In order to realize deep laser welding, conceptual application of a supersonic jet as an aerodynamic window was investigated. Detailed characteristics of the supersonic jet as the aerodynamic window were studied experimentally. Flow field of the supersonic jet was examined based on the schlieren flow visualization technique. As compared to a free-vortex flow design applied to the aerodynamic window nozzle, in the case of supersonic jet, oblique shock waves were captured both at the nozzle exit edge and the shear layer on the aerodynamic window. The velocity field under the condition that the shock - expansion wave was formed in the aerodynamic window was measured by the PIV (Particle Image Velocimetry) system (Koncerto II, Seika Digital Image Corp.) . Both the vorticity magnitude and angular momentum were analyzed.

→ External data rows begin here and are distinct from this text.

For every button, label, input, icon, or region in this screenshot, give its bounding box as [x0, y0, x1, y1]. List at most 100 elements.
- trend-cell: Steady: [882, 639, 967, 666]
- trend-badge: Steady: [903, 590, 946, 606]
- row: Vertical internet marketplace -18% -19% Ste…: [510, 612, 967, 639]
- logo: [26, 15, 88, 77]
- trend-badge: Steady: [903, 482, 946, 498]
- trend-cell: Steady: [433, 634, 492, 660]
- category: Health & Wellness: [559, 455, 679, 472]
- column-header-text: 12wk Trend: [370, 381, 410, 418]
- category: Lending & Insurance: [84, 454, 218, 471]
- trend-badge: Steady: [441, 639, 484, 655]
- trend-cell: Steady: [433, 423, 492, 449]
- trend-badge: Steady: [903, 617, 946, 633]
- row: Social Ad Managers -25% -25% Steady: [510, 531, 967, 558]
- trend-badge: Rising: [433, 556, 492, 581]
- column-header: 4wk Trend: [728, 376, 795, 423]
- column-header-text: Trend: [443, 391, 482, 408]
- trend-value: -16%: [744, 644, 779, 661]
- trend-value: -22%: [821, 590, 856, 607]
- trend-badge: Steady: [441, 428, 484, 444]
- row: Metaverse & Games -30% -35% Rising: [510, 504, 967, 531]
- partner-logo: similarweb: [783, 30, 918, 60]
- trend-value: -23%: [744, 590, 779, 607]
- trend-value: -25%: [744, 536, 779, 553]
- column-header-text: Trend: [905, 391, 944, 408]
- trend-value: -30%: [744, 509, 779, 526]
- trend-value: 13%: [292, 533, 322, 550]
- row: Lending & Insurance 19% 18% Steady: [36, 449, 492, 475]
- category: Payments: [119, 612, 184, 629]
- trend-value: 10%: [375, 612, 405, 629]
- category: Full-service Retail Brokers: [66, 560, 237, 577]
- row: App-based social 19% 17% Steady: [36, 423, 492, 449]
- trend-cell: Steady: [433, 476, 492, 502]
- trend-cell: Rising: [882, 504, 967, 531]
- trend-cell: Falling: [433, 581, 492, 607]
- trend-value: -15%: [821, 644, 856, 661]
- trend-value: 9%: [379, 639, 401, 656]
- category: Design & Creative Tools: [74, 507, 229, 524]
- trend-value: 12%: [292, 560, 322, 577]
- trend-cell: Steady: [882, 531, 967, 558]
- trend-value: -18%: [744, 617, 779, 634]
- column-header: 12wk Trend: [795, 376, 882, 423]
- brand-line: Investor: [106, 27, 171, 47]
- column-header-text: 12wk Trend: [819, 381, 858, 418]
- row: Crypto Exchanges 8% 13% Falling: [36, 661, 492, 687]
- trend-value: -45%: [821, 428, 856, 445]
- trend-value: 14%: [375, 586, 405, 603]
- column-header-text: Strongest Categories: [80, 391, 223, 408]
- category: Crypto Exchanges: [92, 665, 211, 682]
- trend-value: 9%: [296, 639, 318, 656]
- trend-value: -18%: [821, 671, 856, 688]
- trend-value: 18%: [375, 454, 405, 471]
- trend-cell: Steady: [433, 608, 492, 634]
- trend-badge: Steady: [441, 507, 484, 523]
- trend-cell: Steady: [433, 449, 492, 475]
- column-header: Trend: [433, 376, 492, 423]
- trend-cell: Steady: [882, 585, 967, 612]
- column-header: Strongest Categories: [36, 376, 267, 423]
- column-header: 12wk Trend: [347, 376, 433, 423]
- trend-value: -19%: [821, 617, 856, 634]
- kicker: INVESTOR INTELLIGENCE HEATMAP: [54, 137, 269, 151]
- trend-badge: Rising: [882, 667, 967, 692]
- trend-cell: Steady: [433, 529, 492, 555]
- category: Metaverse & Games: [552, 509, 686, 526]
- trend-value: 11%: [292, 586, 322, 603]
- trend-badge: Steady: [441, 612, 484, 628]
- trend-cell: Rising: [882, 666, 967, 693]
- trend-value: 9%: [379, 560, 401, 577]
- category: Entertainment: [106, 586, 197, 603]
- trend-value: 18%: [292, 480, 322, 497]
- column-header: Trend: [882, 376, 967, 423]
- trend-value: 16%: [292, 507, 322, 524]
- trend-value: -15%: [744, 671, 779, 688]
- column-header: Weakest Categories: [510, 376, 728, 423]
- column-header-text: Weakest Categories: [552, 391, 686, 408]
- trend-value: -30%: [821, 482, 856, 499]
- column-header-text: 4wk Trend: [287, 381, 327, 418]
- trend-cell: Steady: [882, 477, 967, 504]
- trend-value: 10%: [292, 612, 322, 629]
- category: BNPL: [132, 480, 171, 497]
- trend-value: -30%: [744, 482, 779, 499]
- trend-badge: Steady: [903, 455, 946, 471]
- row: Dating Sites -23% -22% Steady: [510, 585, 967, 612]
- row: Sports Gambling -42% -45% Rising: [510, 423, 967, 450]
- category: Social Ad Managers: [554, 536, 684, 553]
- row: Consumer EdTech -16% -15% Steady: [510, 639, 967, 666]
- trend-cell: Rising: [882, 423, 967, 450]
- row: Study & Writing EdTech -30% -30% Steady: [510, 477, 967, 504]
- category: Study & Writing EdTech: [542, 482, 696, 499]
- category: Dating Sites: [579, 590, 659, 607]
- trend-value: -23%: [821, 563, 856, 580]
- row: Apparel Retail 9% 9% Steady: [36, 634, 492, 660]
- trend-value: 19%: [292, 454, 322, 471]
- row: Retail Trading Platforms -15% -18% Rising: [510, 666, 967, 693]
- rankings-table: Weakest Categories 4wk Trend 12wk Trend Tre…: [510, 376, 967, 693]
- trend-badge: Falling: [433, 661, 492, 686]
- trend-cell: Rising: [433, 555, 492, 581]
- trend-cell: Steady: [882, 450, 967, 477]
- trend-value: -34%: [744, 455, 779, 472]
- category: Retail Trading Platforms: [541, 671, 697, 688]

Level of the vorticity magnitude in the core region of the supersonic jet was smaller by one-order than that in the shear layer in the region corresponding to the passage of laser-light (θ = 30 to 40° and r = 23.8 to 27.1 mm). The radial and circumferential velocity product in this region was similar to that observed under the free-vortex condition. In addition to the measurement mentioned above, pressure behavior was investigated using a multi-pressure measuring system (Scanivalve Corp. ZOC33). When the reservoir pressure was set at 800 kPa and diffuser width as 30.0mm, cavity pressure was reduced to 10.0 kPa. Under this reduced pressure environment, penetration depth increased by 2.6 times compared to penetration depth under atmospheric pressure environment. The effectiveness of the supersonic free-vortex aerodynamic window system tested in the high power laser welding manufacturing has been proven by the present study.